虞歸晚下來時看見有小販在賣竹編的花鳥魚蟲等小玩意兒。
這小販心思巧妙,特意將它們編得肚大頭小,
看著圓憨喜人,倒比那種栩栩如生的編法有趣。
她停下腳,指了指那尾胖肚子鯉魚,“這個我要了,多少錢?”
這樣的小玩意兒在城里多得是,也不值什么錢,小販是頭次來南柏舍,見眼前的人氣勢凌厲,
又冷著個臉,
說話聲都帶冰渣子,誤以為她是村里地主來收像他們這種外地小販的‘保護費’的,嚇得小販嘴唇哆嗦,一股腦將擔子上大半的貨攏到一個筐里孝敬給她。
“不要錢不要錢,您喜歡就都拿去,
小的頭次來也不知道這邊的規矩,要是犯了您的法您盡管說,
只求您高抬貴手,
別趕小的,
早起坐船來這不容易,
還沒有賣出幾個錢,
實在是沒東西可孝敬您,這些小玩意兒也不值什么,
您別嫌棄,好歹收下,
開開恩讓小的繼續在這吆喝兩句賺幾個銅板糊口。”
小販怕得顛三倒四說了好些話,還想跪下給她磕頭,被廖姑一把攙住,好笑道:“你這人也忒沒眼力見了,連我師傅也不認識就混說起來,當我們南柏舍是那種欺人霸市的地方不成?問你多少錢你直說就是了。”
“啊?”小販懵了下,沒反應過來。
有來埠頭采買的村民挎個菜籃子也在旁邊指著小販笑個不停,提醒道:“這是我們里正,去歲剿匪有功還被縣太爺嘉獎過的,十里八鄉誰人不知道,你是打哪來的?怎么連這個也不清楚。”

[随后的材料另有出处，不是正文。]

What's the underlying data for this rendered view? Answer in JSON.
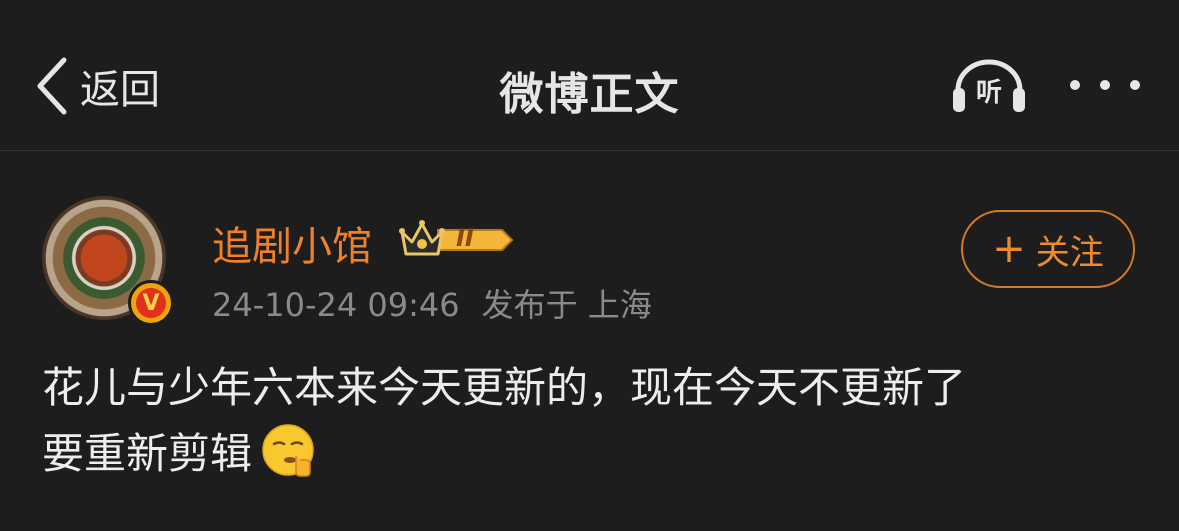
{
  "nav": {
    "back_label": "返回",
    "title": "微博正文",
    "listen_label": "听",
    "icons": {
      "back": "chevron-left-icon",
      "listen": "headphones-icon",
      "more": "more-dots-icon"
    }
  },
  "author": {
    "name": "追剧小馆",
    "timestamp": "24-10-24 09:46",
    "location": "发布于 上海",
    "verified_badge": "V",
    "vip_level": "II",
    "follow_label": "关注"
  },
  "post": {
    "line1": "花儿与少年六本来今天更新的，现在今天不更新了",
    "line2": "要重新剪辑",
    "emoji": "shushing-face-emoji"
  },
  "colors": {
    "background": "#1d1d1d",
    "accent": "#f28028",
    "meta_text": "#8a8a8a",
    "body_text": "#ededed"
  }
}
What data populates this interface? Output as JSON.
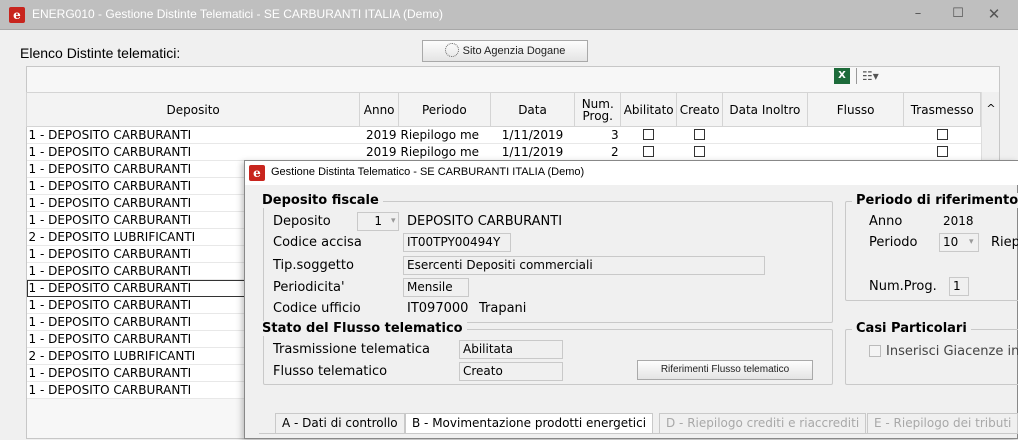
{
  "window": {
    "title": "ENERG010 - Gestione Distinte Telematici  - SE  CARBURANTI ITALIA  (Demo)",
    "icon": "app-logo-icon",
    "min": "–",
    "max": "☐",
    "close": "✕"
  },
  "list": {
    "caption": "Elenco Distinte telematici:",
    "sito_button": "Sito Agenzia Dogane",
    "columns": [
      "Deposito",
      "Anno",
      "Periodo",
      "Data",
      "Num.\nProg.",
      "Abilitato",
      "Creato",
      "Data Inoltro",
      "Flusso",
      "Trasmesso"
    ],
    "rows": [
      {
        "deposito": "1 - DEPOSITO CARBURANTI",
        "anno": "2019",
        "periodo": "Riepilogo me",
        "data": "1/11/2019",
        "num": "3"
      },
      {
        "deposito": "1 - DEPOSITO CARBURANTI",
        "anno": "2019",
        "periodo": "Riepilogo me",
        "data": "1/11/2019",
        "num": "2"
      },
      {
        "deposito": "1 - DEPOSITO CARBURANTI"
      },
      {
        "deposito": "1 - DEPOSITO CARBURANTI"
      },
      {
        "deposito": "1 - DEPOSITO CARBURANTI"
      },
      {
        "deposito": "1 - DEPOSITO CARBURANTI"
      },
      {
        "deposito": "2 - DEPOSITO LUBRIFICANTI"
      },
      {
        "deposito": "1 - DEPOSITO CARBURANTI"
      },
      {
        "deposito": "1 - DEPOSITO CARBURANTI"
      },
      {
        "deposito": "1 - DEPOSITO CARBURANTI",
        "selected": true
      },
      {
        "deposito": "1 - DEPOSITO CARBURANTI"
      },
      {
        "deposito": "1 - DEPOSITO CARBURANTI"
      },
      {
        "deposito": "1 - DEPOSITO CARBURANTI"
      },
      {
        "deposito": "2 - DEPOSITO LUBRIFICANTI"
      },
      {
        "deposito": "1 - DEPOSITO CARBURANTI"
      },
      {
        "deposito": "1 - DEPOSITO CARBURANTI"
      }
    ]
  },
  "dialog": {
    "title": "Gestione Distinta Telematico - SE  CARBURANTI ITALIA  (Demo)",
    "deposito_fiscale": {
      "title": "Deposito fiscale",
      "deposito_label": "Deposito",
      "deposito_code": "1",
      "deposito_name": "DEPOSITO CARBURANTI",
      "codice_accisa_label": "Codice accisa",
      "codice_accisa": "IT00TPY00494Y",
      "tip_soggetto_label": "Tip.soggetto",
      "tip_soggetto": "Esercenti Depositi commerciali",
      "periodicita_label": "Periodicita'",
      "periodicita": "Mensile",
      "codice_ufficio_label": "Codice ufficio",
      "codice_ufficio": "IT097000",
      "ufficio_nome": "Trapani"
    },
    "periodo": {
      "title": "Periodo di riferimento",
      "anno_label": "Anno",
      "anno": "2018",
      "periodo_label": "Periodo",
      "periodo": "10",
      "periodo_desc": "Riep",
      "numprog_label": "Num.Prog.",
      "numprog": "1"
    },
    "stato": {
      "title": "Stato del Flusso telematico",
      "trasmissione_label": "Trasmissione telematica",
      "trasmissione": "Abilitata",
      "flusso_label": "Flusso telematico",
      "flusso": "Creato",
      "riferimenti_button": "Riferimenti Flusso telematico"
    },
    "casi": {
      "title": "Casi Particolari",
      "inserisci_giacenze": "Inserisci Giacenze ini"
    },
    "tabs": [
      {
        "label": "A - Dati di controllo",
        "enabled": true
      },
      {
        "label": "B - Movimentazione prodotti energetici",
        "enabled": true
      },
      {
        "label": "D - Riepilogo crediti e riaccrediti",
        "enabled": false
      },
      {
        "label": "E - Riepilogo dei tributi",
        "enabled": false
      }
    ]
  }
}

南柏舍的虞里正,一個奇女子,生意做得那樣大,商鋪都開到麒麟城去了,如今庶州地界上誰還不知道她,只是見過她真容的人少,即使路上遇見也認不得。
小販一聽眼前這位就是本尊,哎喲了一聲,先給了自己一嘴巴,才賠笑道:“小的有眼不識泰山,錯認了您,實在該死。”
在市井中討生活的小人物,千錯萬錯都是自己的錯,能安安穩穩將事情平下來就燒高香了,可不敢去惹人,別回頭讓人砸了攤子不說,自己也遭打個半死,又上哪說理喊冤去,衙門可不是給他們這種平頭百姓開的地方。

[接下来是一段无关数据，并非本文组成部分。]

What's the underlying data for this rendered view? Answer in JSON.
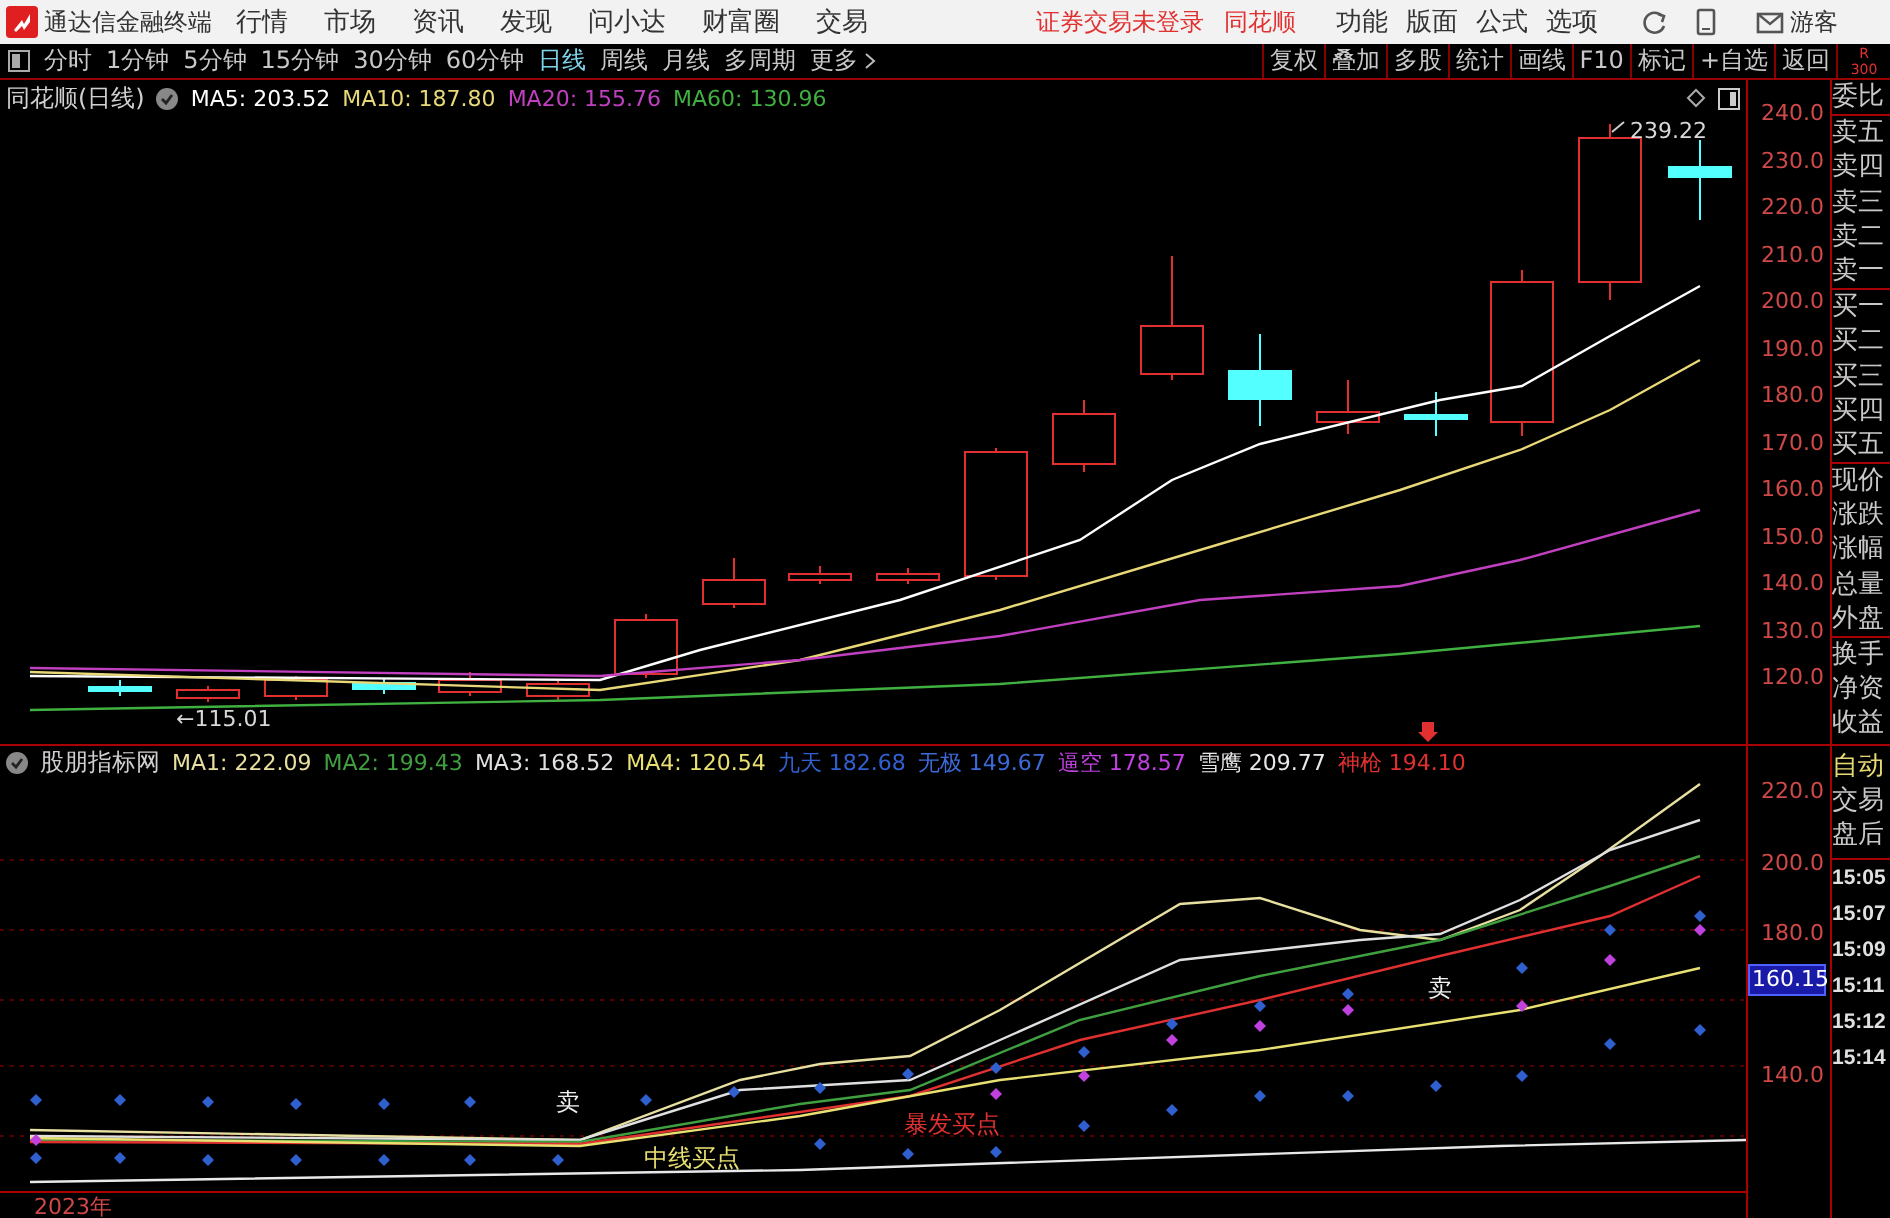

虞歸晚拿起自己看上的胖鯉魚,小販這回機靈了,立即就報出價錢,又小心瞄兩眼她的臉色,若不對頭就改口說送她。
虞歸晚摸向腰間掛的錢袋,碎銀子倒是有,只是沒銅板,廖姑也沒帶錢,師徒倆大眼瞪小眼,都在怪對方怎么出門也不知道帶點零散的錢。
眼下可怎么付呢?若是跟人說賒著,抑或叫人上門去要,人家多半就覺得是她賴著不給,倒真成市井流氓了。

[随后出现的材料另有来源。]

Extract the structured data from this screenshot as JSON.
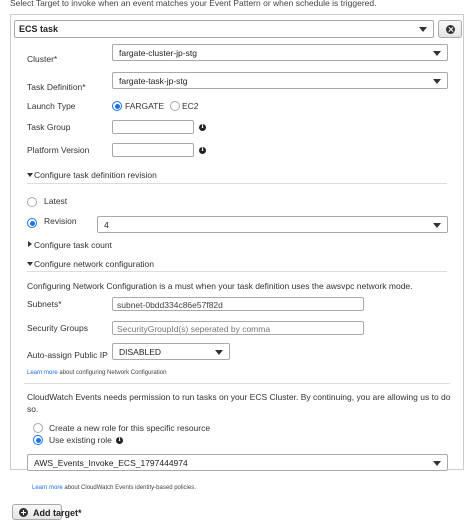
{
  "intro_text": "Select Target to invoke when an event matches your Event Pattern or when schedule is triggered.",
  "target_type": "ECS task",
  "cluster": {
    "label": "Cluster*",
    "value": "fargate-cluster-jp-stg"
  },
  "task_definition": {
    "label": "Task Definition*",
    "value": "fargate-task-jp-stg"
  },
  "launch_type": {
    "label": "Launch Type",
    "options": [
      "FARGATE",
      "EC2"
    ],
    "selected": "FARGATE"
  },
  "task_group": {
    "label": "Task Group",
    "value": ""
  },
  "platform_version": {
    "label": "Platform Version",
    "value": ""
  },
  "configure_revision": {
    "header": "Configure task definition revision",
    "latest_label": "Latest",
    "revision_label": "Revision",
    "revision_value": "4"
  },
  "configure_task_count": {
    "header": "Configure task count"
  },
  "network": {
    "header": "Configure network configuration",
    "description": "Configuring Network Configuration is a must when your task definition uses the awsvpc network mode.",
    "subnets_label": "Subnets*",
    "subnets_value": "subnet-0bdd334c86e57f82d",
    "security_groups_label": "Security Groups",
    "security_groups_placeholder": "SecurityGroupId(s) seperated by comma",
    "public_ip_label": "Auto-assign Public IP",
    "public_ip_value": "DISABLED",
    "learn_more_link": "Learn more",
    "learn_more_text": "about configuring Network Configuration"
  },
  "permissions": {
    "description_line1": "CloudWatch Events needs permission to run tasks on your ECS Cluster. By continuing, you are allowing us to do",
    "description_line2": "so.",
    "create_role_label": "Create a new role for this specific resource",
    "existing_role_label": "Use existing role",
    "role_value": "AWS_Events_Invoke_ECS_1797444974",
    "learn_more_link": "Learn more",
    "learn_more_text": "about CloudWatch Events identity-based policies."
  },
  "add_target_label": "Add target*",
  "colors": {
    "accent": "#1a73e8",
    "border": "#aaaaaa"
  }
}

小販僵笑著,嘴上不敢說什么,心里卻發苦的想:看吧,就知道是這樣。
正要開口,原先出聲提醒的那個村民卻遞過來十個銅板,似是見怪不怪了,還打趣道:“下回讓葛大娘給姑娘你裝些銅板吧,咱這邊的市集都是些小攤小販,找不開碎銀子,倘或你下回再想買個什么小玩意兒,又碰不著熟人可怎么整。”
村民替虞歸晚付胖鯉魚的錢,小販猶豫著要不要收,村民哪里管那么多,強行將錢塞過去,道:“拿著吧,我們經常給里正付的,記了賬回頭上她家要就是了。”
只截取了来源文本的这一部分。